Die Universitätsstadt Marburg wirbt dagegen mit einer Aktionswoche für das Motto „Vielfalt ist Schönheit“. Das Programm haben Oberbürgermeister Dr. Thomas Spies, die Frauen- und Gleichstellungsbeauftragte Dr. Christine Amend-Wegmann sowie Rahel Häcker vom Projektbüro „Gesunde Stadt“ am Montag (21. August) im Rathaus vorgestellt.
„In unserer Gesellschaft wird ein Körperbild vorgegeben, an dem wir uns alle bewusst oder unbewusst messen“, erläuterte Amend-Wegmann den Hintergrund der Aktionswoche. Was gemeinhin als schön gelte, werde vor allem durch Medien und Werbung vorgegeben und könne sich im Zeitverlauf durchaus ändern. Wer der jeweiligen Norm beziehungsweise dem Schönheitsideal nicht entspreche, erfahre schnell Abwertung und Diskriminierungen.
„Die allermeisten Menschen sind mit ihrem Körper mehr oder weniger unzufrieden“, berichtete die Gleichstellungsbeauftragte. Auf Frauen treffe das noch viel häufiger zu als auf Männer.
„Erschreckend ist, dass schon Kinder ihren Körper häufig nicht uneingeschränkt mögen und sich sehr früh an diesen Schönheitsidealen messen“, erklärte sie. „Vor allem Mädchen sind sich selbst gegenüber sehr kritisch. Das zeigen aktuelle Studien“, berichtete Amend-Wegmann.

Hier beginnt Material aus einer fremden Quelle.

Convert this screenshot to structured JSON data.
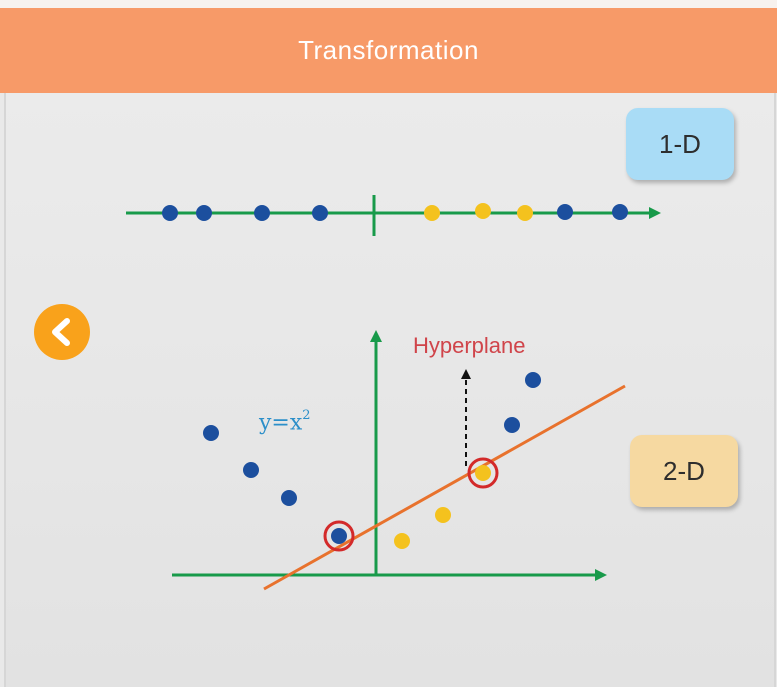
{
  "header": {
    "title": "Transformation"
  },
  "tags": {
    "one_d": "1-D",
    "two_d": "2-D"
  },
  "equation": {
    "base": "y=x",
    "exponent": "2"
  },
  "hyperplane": {
    "label": "Hyperplane"
  },
  "back_button": {
    "icon": "chevron-left-icon"
  },
  "colors": {
    "header": "#f79a68",
    "axis": "#189a4a",
    "blue_point": "#1c4f9e",
    "yellow_point": "#f4c21e",
    "hyperplane_line": "#e8722d",
    "highlight_ring": "#d32a2a",
    "label_red": "#d0444a",
    "equation_blue": "#2c8fc9",
    "tag_1d": "#a9dcf6",
    "tag_2d": "#f6d9a1",
    "back_button": "#f9a21b"
  }
}
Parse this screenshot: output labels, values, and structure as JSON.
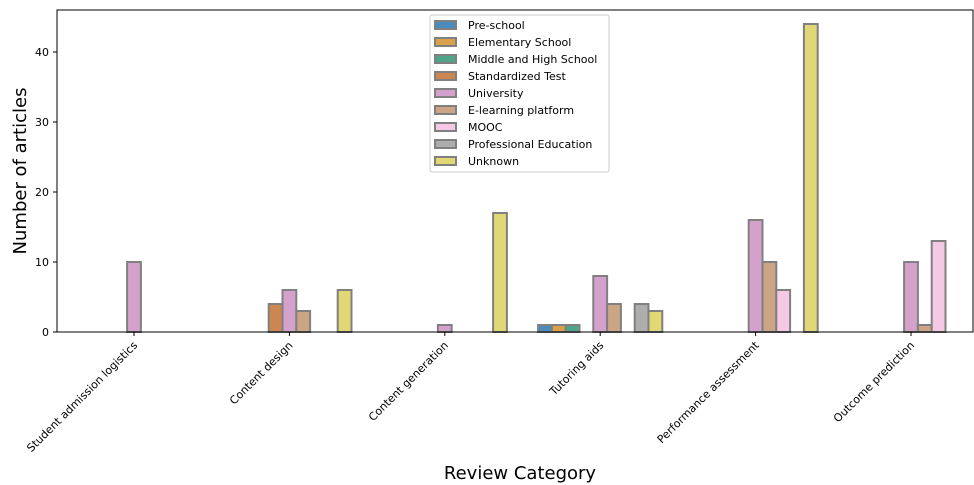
{
  "chart_data": {
    "type": "bar",
    "title": "",
    "xlabel": "Review Category",
    "ylabel": "Number of articles",
    "ylim": [
      0,
      46
    ],
    "yticks": [
      0,
      10,
      20,
      30,
      40
    ],
    "grid": false,
    "legend_position": "top-center",
    "categories": [
      "Student admission logistics",
      "Content design",
      "Content generation",
      "Tutoring aids",
      "Performance assessment",
      "Outcome prediction"
    ],
    "series": [
      {
        "name": "Pre-school",
        "color": "#4b8bbe",
        "values": [
          0,
          0,
          0,
          1,
          0,
          0
        ]
      },
      {
        "name": "Elementary School",
        "color": "#d9a24a",
        "values": [
          0,
          0,
          0,
          1,
          0,
          0
        ]
      },
      {
        "name": "Middle and High School",
        "color": "#4fa58a",
        "values": [
          0,
          0,
          0,
          1,
          0,
          0
        ]
      },
      {
        "name": "Standardized Test",
        "color": "#cc8751",
        "values": [
          0,
          4,
          0,
          0,
          0,
          0
        ]
      },
      {
        "name": "University",
        "color": "#d4a1cc",
        "values": [
          10,
          6,
          1,
          8,
          16,
          10
        ]
      },
      {
        "name": "E-learning platform",
        "color": "#cca585",
        "values": [
          0,
          3,
          0,
          4,
          10,
          1
        ]
      },
      {
        "name": "MOOC",
        "color": "#f5c8e4",
        "values": [
          0,
          0,
          0,
          0,
          6,
          13
        ]
      },
      {
        "name": "Professional Education",
        "color": "#adadad",
        "values": [
          0,
          0,
          0,
          4,
          0,
          0
        ]
      },
      {
        "name": "Unknown",
        "color": "#e2d775",
        "values": [
          0,
          6,
          17,
          3,
          44,
          0
        ]
      }
    ]
  }
}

„Ganz vieles macht sich am Gewicht fest, erläuterte Spies. „Zu dick oder zu dünn: Täglich werden Menschen aufgrund ihres Gewichts in Schubladen einsortiert oder gar diskriminiert“, erklärte Oberbürgermeister Spies das sogenannte „Bodyshaming“.
Menschen hätten mit Vorurteilen und Selbstzweifeln zu kämpfen. Viele eiferten einem unrealistischen Schönheitsideal nach.
„Das kann sogar krank machen“, erläuterte Spies. „Wir werben deshalb im Rahmen des Projektes Gesunde Stadt für einen offenen und respektvollen Umgang mit dem Thema Gewicht.“
Den Anstoß gab der erste Marburger Aktionsplan zur EU-Charta für die Gleichstellung von Frauen und Männern, den die Universitätsstadt Marburg im März 2017 beschlossen hat. Die Aktionswoche „Vielfalt ist Schönheit“ beginnt am Sonntag (27. August) und dauert bis Sonntag (3. September). Veranstaltungsorte sind das Erwin-Piscator-Haus (EPH) sowie das Cineplex Marburg.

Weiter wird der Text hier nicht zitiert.